Keywords: Carbon; Perovskite solar cells; Dual-embedment; band bending; NiO
1. Introduction The past few years have witnessed an upsurge of perovskite solar cells (PSCs),[1-8] but to bring PSCs to commercialization calls for addressing the issues of efficiency and stability hand in hand.[9-11] Researchers are attempting from different aspects to improve PSCs’ lifetime at high temperature, high humidity and continuous light illumination.
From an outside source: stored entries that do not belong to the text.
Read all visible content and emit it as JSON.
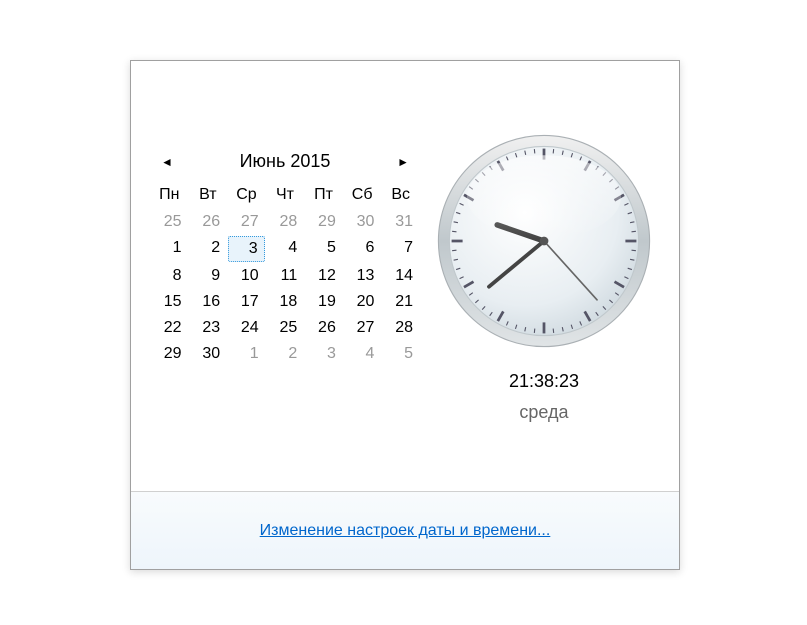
{
  "calendar": {
    "month_title": "Июнь 2015",
    "weekdays": [
      "Пн",
      "Вт",
      "Ср",
      "Чт",
      "Пт",
      "Сб",
      "Вс"
    ],
    "days": [
      {
        "n": 25,
        "other": true
      },
      {
        "n": 26,
        "other": true
      },
      {
        "n": 27,
        "other": true
      },
      {
        "n": 28,
        "other": true
      },
      {
        "n": 29,
        "other": true
      },
      {
        "n": 30,
        "other": true
      },
      {
        "n": 31,
        "other": true
      },
      {
        "n": 1
      },
      {
        "n": 2
      },
      {
        "n": 3,
        "selected": true
      },
      {
        "n": 4
      },
      {
        "n": 5
      },
      {
        "n": 6
      },
      {
        "n": 7
      },
      {
        "n": 8
      },
      {
        "n": 9
      },
      {
        "n": 10
      },
      {
        "n": 11
      },
      {
        "n": 12
      },
      {
        "n": 13
      },
      {
        "n": 14
      },
      {
        "n": 15
      },
      {
        "n": 16
      },
      {
        "n": 17
      },
      {
        "n": 18
      },
      {
        "n": 19
      },
      {
        "n": 20
      },
      {
        "n": 21
      },
      {
        "n": 22
      },
      {
        "n": 23
      },
      {
        "n": 24
      },
      {
        "n": 25
      },
      {
        "n": 26
      },
      {
        "n": 27
      },
      {
        "n": 28
      },
      {
        "n": 29
      },
      {
        "n": 30
      },
      {
        "n": 1,
        "other": true
      },
      {
        "n": 2,
        "other": true
      },
      {
        "n": 3,
        "other": true
      },
      {
        "n": 4,
        "other": true
      },
      {
        "n": 5,
        "other": true
      }
    ]
  },
  "clock": {
    "time": "21:38:23",
    "day_name": "среда",
    "hours": 21,
    "minutes": 38,
    "seconds": 23
  },
  "footer": {
    "settings_link": "Изменение настроек даты и времени..."
  }
}
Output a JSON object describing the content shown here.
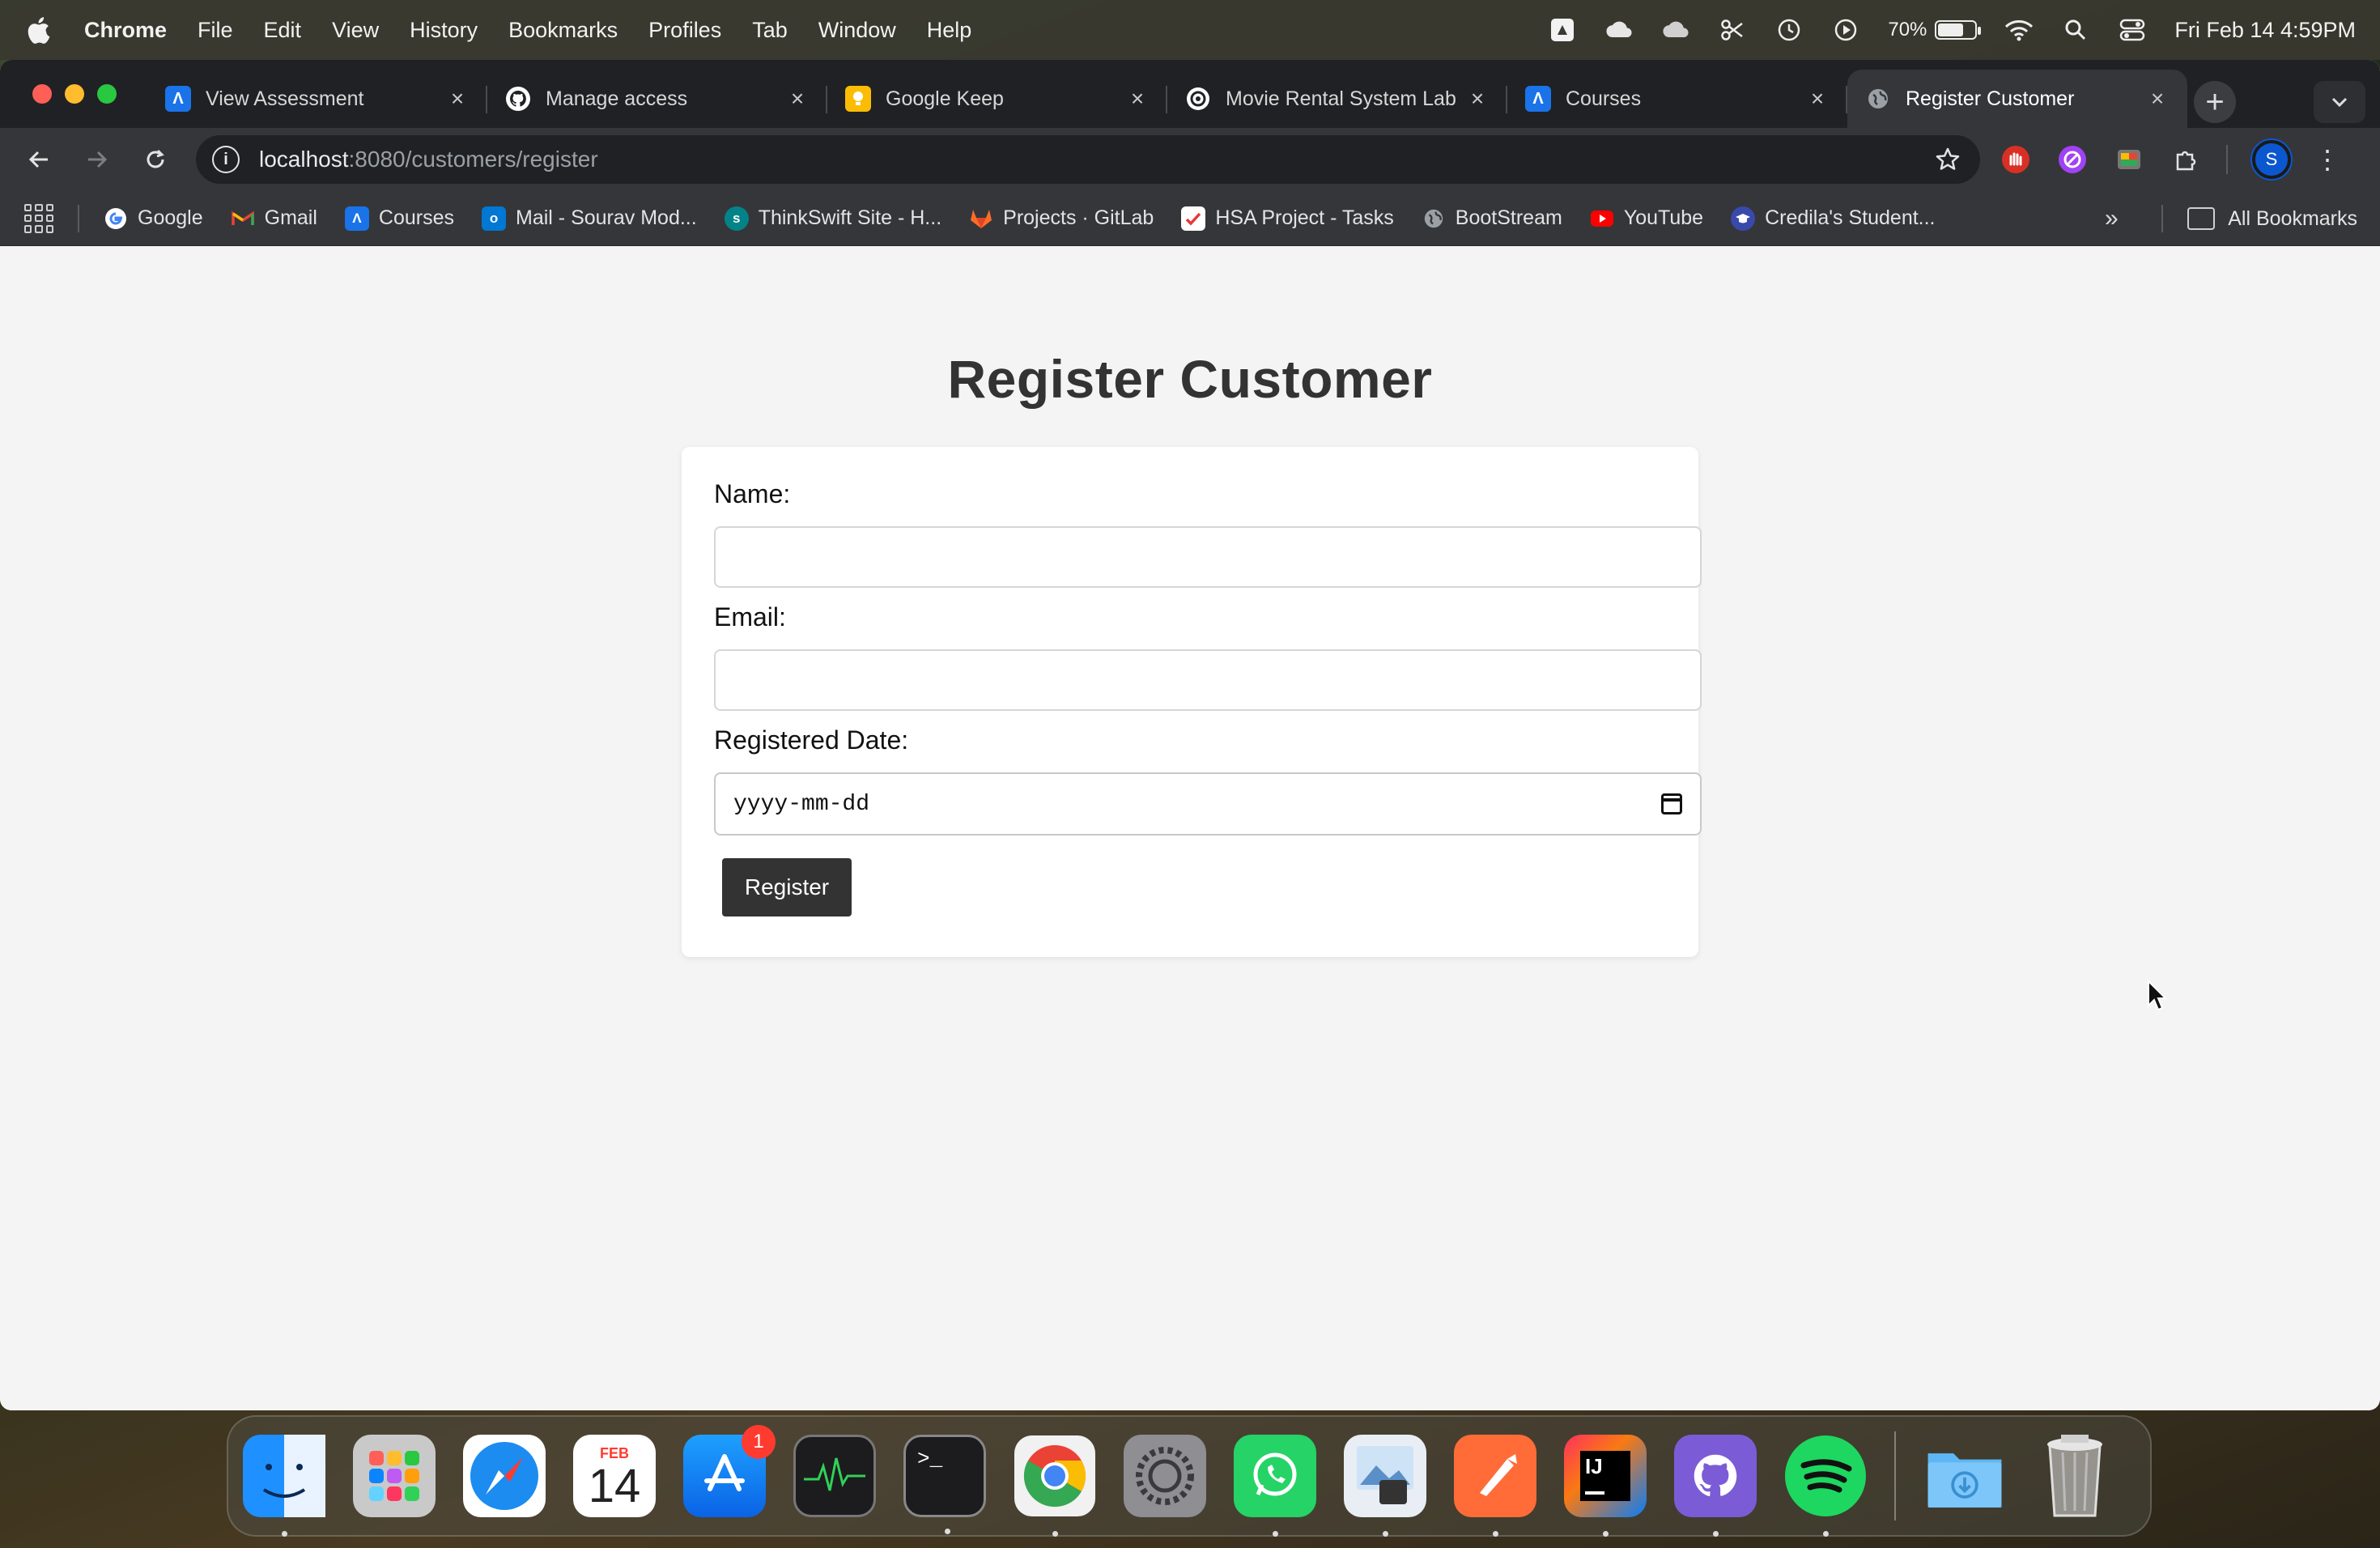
{
  "menubar": {
    "app_name": "Chrome",
    "items": [
      "File",
      "Edit",
      "View",
      "History",
      "Bookmarks",
      "Profiles",
      "Tab",
      "Window",
      "Help"
    ],
    "battery_percent": "70%",
    "datetime": "Fri Feb 14  4:59PM"
  },
  "tabs": [
    {
      "title": "View Assessment",
      "icon": "assessment-icon",
      "color": "#1a73e8",
      "active": false
    },
    {
      "title": "Manage access",
      "icon": "github-icon",
      "color": "#ffffff",
      "active": false
    },
    {
      "title": "Google Keep",
      "icon": "keep-icon",
      "color": "#fbbc04",
      "active": false
    },
    {
      "title": "Movie Rental System Lab",
      "icon": "openai-icon",
      "color": "#ffffff",
      "active": false
    },
    {
      "title": "Courses",
      "icon": "courses-icon",
      "color": "#1a73e8",
      "active": false
    },
    {
      "title": "Register Customer",
      "icon": "globe-icon",
      "color": "#9aa0a6",
      "active": true
    }
  ],
  "address_bar": {
    "host": "localhost",
    "path": ":8080/customers/register"
  },
  "profile_initial": "S",
  "bookmarks": [
    {
      "label": "Google",
      "icon": "google-icon",
      "color": "#4285f4"
    },
    {
      "label": "Gmail",
      "icon": "gmail-icon",
      "color": "#ea4335"
    },
    {
      "label": "Courses",
      "icon": "courses-icon",
      "color": "#1a73e8"
    },
    {
      "label": "Mail - Sourav Mod...",
      "icon": "outlook-icon",
      "color": "#0078d4"
    },
    {
      "label": "ThinkSwift Site - H...",
      "icon": "sharepoint-icon",
      "color": "#038387"
    },
    {
      "label": "Projects · GitLab",
      "icon": "gitlab-icon",
      "color": "#fc6d26"
    },
    {
      "label": "HSA Project - Tasks",
      "icon": "tasks-icon",
      "color": "#e53935"
    },
    {
      "label": "BootStream",
      "icon": "globe-icon",
      "color": "#9aa0a6"
    },
    {
      "label": "YouTube",
      "icon": "youtube-icon",
      "color": "#ff0000"
    },
    {
      "label": "Credila's Student...",
      "icon": "credila-icon",
      "color": "#3949ab"
    }
  ],
  "all_bookmarks_label": "All Bookmarks",
  "page": {
    "title": "Register Customer",
    "form": {
      "name_label": "Name:",
      "name_value": "",
      "email_label": "Email:",
      "email_value": "",
      "date_label": "Registered Date:",
      "date_placeholder": "yyyy-mm-dd",
      "submit_label": "Register"
    }
  },
  "dock": {
    "calendar_month": "FEB",
    "calendar_day": "14",
    "appstore_badge": "1",
    "apps": [
      "finder",
      "launchpad",
      "safari",
      "calendar",
      "app-store",
      "activity-monitor",
      "terminal",
      "chrome",
      "system-settings",
      "whatsapp",
      "preview",
      "postman",
      "intellij",
      "github-desktop",
      "spotify",
      "downloads",
      "trash"
    ]
  }
}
For instance, cesium and rubidium were introduced into the constituents of ABX3 to partly replace the organic methylammonium (MA+ or CH3NH3+) or formamidinium (FA+ or H2NCHNH2+), which exhibited much more stable against high humidity or heat.[12, 13] On another front, new and stable hole transporting materials (HTM, such as NiO,[3, 14-17] CuSCN[18]) were
explored
to
replace
unstable
organic
HTM
2,2',7,7'-tetrakis(N,N-di-p-methoxyphenylamino)-9,9'-spirobifluorene (spiro-OMETAD)[19]. Etgar et al. found that the typical lead organohalide perovskite (CH3NH3PbI3) could simultaneously work as both light harvester and hole conductor.[20] Therefore, PSCs could still work without using HTM, promising to considerably improve the stability of PSCs. And at this point, carbon electrode came on the scene, which has exhibited an
obvious promise in HTM-free PSCs as a hole extraction electrode, because carbon materials are abundant, low-cost, and stable.[21-24] Ku et al. firstly reported a fully printable mesoscopic carbon-based PSCs (C-PSCs) by employing multi-layer porous structure of TiO2/ZrO2/carbon which demonstrated a decent PCE with excellent long-term stability. By dint of much effort, this kind of C-PSCs have achieved the PCE of 13-14%.[25, 26] Recently, Xu et al. enhanced the efficiency to 14.90% by combining the NiO NPs as one layer of the multi-layer porous structure to work as the HTM, to suppress charge recombination and facilitate the hole extraction.[17] Meanwhile, Wei et al. have introduced a new device structure with an associated embedment process, in which the highly porous carbon electrode was first deposited on lead iodide (PbI2) layer at low temperature, followed by chemical conversion in methylammonium iodide (MAI) solution to form C-PSCs.[27-29] However, the carbon electrode in embedment C-PSCs was commonly deposited by the drop casting method, which, if not carefully processed, could result in loose and poor interface contacts with the perovskite layer. Consequently, the efficiency was severely restrained by recombination at the CH3NH3PbI3/MWCNT interface. In order to solve the above issues, we developed a simple, low-cost ultrasound spray method to deposit carbon electrode. For proof of principle, we chose MWCNTs, which have proved to be a promising carbon electrode material, was used as electrode materials because of their suitable work function, good filming ability, high conductivity, and beneficial tubular morphology for securing interface contact.[23, 30] Significantly,
uniform and smooth MWCNT electrodes were formed by the spray method, affording a high power-conversion efficiency (PCE) of 14.07%, which was obviously higher than those by the drop casting method. We further developed a dual embedment technique by embedding a sub-monolayer of NiO NPs to the perovskite surface region prior to the embedding deposition of MWCNTs, achieving a champion efficiency as high as 15.80%, with superior stability. NiO as a wide band gap p-type semiconductor is believed to enhance hole extraction, block electron leakage and reduce the nonradiative recombination.[14] This was indeed verified through our detailed characterizations. 2. Results and discussion 2.1 Carbon cathode fabrication
Figure 1. Schematic illustrating the fabrication of carbon cathode for C-PSCs by the dual-embedment method. 1) NiO NPs embedment by drop casting; 2) Ultrasound spray deposition of MWCNTs; 3) Formation of perovskite in CH3NH3I bath.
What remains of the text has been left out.